I noticed just now at Memeorandum that it wasn’t enough for Rand Paul to fail to clarify the objections the libertarian philosophy has regarding the Civil Rights Act of 1964 for Rachel Maddow. No, no, no. He was in a hole and kept digging. To wit, in an interview on NPR on Wednesday, May 19, he denounced the Americans with Disabilities Act of 1990 for imposing costly burdens on businesses THAT THE ADA DOES NOT IMPOSE — the quote is taken from a Yahoo News story from Memeorandum):
I think if you have a two-story office and you hire someone who’s handicapped, it might be reasonable to let him have an office on the first floor rather than the government saying you have to have a $100,000 elevator. And I think when you get to solutions like that, the more local the better, and the more common sense the decisions are, rather than having a federal government make those decisions.
Then he repeated these false claims the next day on CNN.
Bearing in mind that I spent 19 of the 20 years I was with my late life partner pushing her wheelchair, the antipathy of conservatives towards the Americans with Disabilities Act DRIVES. ME. CRAZY!!!!!
Yahoo News did an extremely thorough and competent job of exposing Rand Paul’s false assertions about the ADA and providing the truth about its requirements. The only important point that Yahoo News missed in its story is that it is difficult to retrofit a building to meet access standards — they really have to be designed into the building from the beginning. And frankly, that’s WHY the federal government is legitimately involved because it sets the access standards for the whole country — the Americans with Disabilities Act Access Guidelines (ADAAG) and before that the Uniform Federal Accessibility Standards (UFAS). It would be crazy to require each state or local jurisdiction to have to figure out how to invent this wheel. This is NOT an area of life where local solutions and small government are better.
I recommend reading the entire Yahoo News story, especially for its explanation of the requirements of the ADA and its limiting phrases, “readily achievable,” “undue burden” and “reasonable accommodation.” Here is the part the provides the truth regarding Rand Paul’s false claims about the ADA:
The ADA imposes a slightly different burden on employers, forcing them to make workspaces accessible unless it imposes an “undue hardship.” But again, according to the Equal Employment Opportunity Commission, which enforces the ADA’s employment provisions, installing an elevator is generally considered an undue hardship under the law. “We are not aware of any case where a court required any business — let alone a small business — to install an elevator as a reasonable accommodation for an employee,” said EEOC spokesperson Justine Lisser.

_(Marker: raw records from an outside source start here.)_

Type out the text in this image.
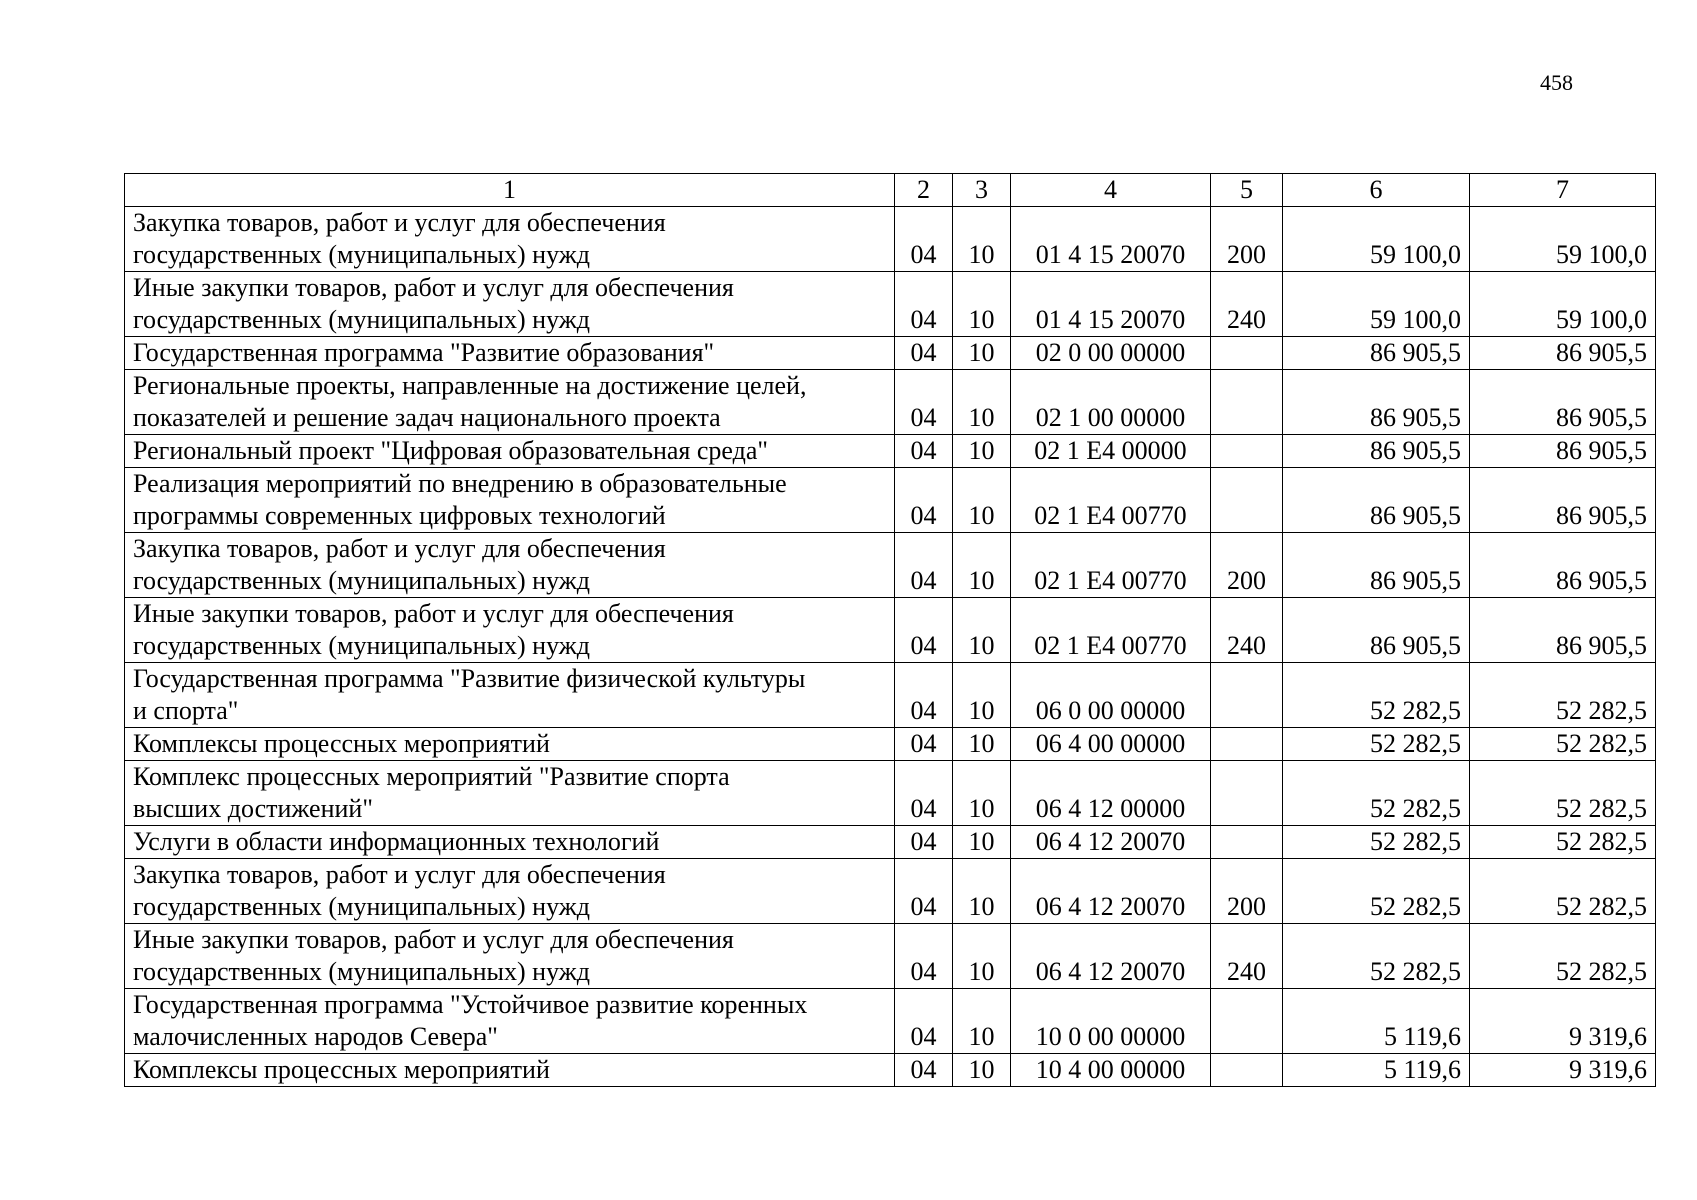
458
1	2	3	4	5	6	7
Закупка товаров, работ и услуг для обеспечения
государственных (муниципальных) нужд	04	10	01 4 15 20070	200	59 100,0	59 100,0
Иные закупки товаров, работ и услуг для обеспечения
государственных (муниципальных) нужд	04	10	01 4 15 20070	240	59 100,0	59 100,0
Государственная программа "Развитие образования"	04	10	02 0 00 00000		86 905,5	86 905,5
Региональные проекты, направленные на достижение целей,
показателей и решение задач национального проекта	04	10	02 1 00 00000		86 905,5	86 905,5
Региональный проект "Цифровая образовательная среда"	04	10	02 1 E4 00000		86 905,5	86 905,5
Реализация мероприятий по внедрению в образовательные
программы современных цифровых технологий	04	10	02 1 E4 00770		86 905,5	86 905,5
Закупка товаров, работ и услуг для обеспечения
государственных (муниципальных) нужд	04	10	02 1 E4 00770	200	86 905,5	86 905,5
Иные закупки товаров, работ и услуг для обеспечения
государственных (муниципальных) нужд	04	10	02 1 E4 00770	240	86 905,5	86 905,5
Государственная программа "Развитие физической культуры
и спорта"	04	10	06 0 00 00000		52 282,5	52 282,5
Комплексы процессных мероприятий	04	10	06 4 00 00000		52 282,5	52 282,5
Комплекс процессных мероприятий "Развитие спорта
высших достижений"	04	10	06 4 12 00000		52 282,5	52 282,5
Услуги в области информационных технологий	04	10	06 4 12 20070		52 282,5	52 282,5
Закупка товаров, работ и услуг для обеспечения
государственных (муниципальных) нужд	04	10	06 4 12 20070	200	52 282,5	52 282,5
Иные закупки товаров, работ и услуг для обеспечения
государственных (муниципальных) нужд	04	10	06 4 12 20070	240	52 282,5	52 282,5
Государственная программа "Устойчивое развитие коренных
малочисленных народов Севера"	04	10	10 0 00 00000		5 119,6	9 319,6
Комплексы процессных мероприятий	04	10	10 4 00 00000		5 119,6	9 319,6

Robert Dinerstein, a professor at American University’s Washington College of Law and an expert on the ADA, concurs: “I’m not aware of any cases where an elevator had to be installed. There’s certainly no leading case out there that says that.” Indeed, courts have found just the opposite. In Association for Disabled Americans v. Concorde Gaming, a U.S. District Court judge in Florida ruled that a gambling boat didn’t have to build a $200,000 elevator to allow wheelchair-bound patrons access to the upper floors: “Installation of an elevator is, therefore, not readily achievable and Plaintiffs are entitled to no such relief.”
Not even the ADA’s most vocal opponents, who presumably would be busy collecting tales detailing the law’s onerous requirements, could point to a single case where an employer was forced to install an elevator to accommodate an employee under the ADA. “I don’t have a bunch of anecdotes,” said the Heritage Foundation’s James Sherk, who has written of the ADA’s “burdensome accommodation process.” We called the libertarian Cato Institute to ask if anyone there could corroborate Paul’s stories, and were told, “We don’t have anyone.” We eventually contacted Walter Olson, a Cato scholar who decried the legislation in his book “The Excuse Factory: How Employment Law Is Paralyzing the American Workplace,” on our own. “I did a little Google searching and didn’t immediately come up with one,” he said, “but I think you’ll find them.” When we told him that the EEOC and Justice Department couldn’t, Olson pointed out that the ADA does force property owners to bring buildings into compliance with the law when they make renovations — in other words, some building owners may have to install elevators if they are spending enough money on other repairs to render the additional cost less of an “undue burden.” But those requirements would be triggered by substantial renovations, not by the hiring of an employee with a disability, as Paul claimed.
The people who are using the ADA as an example of big government regulations run wild need to spend a month in a wheelchair. Or a lifetime.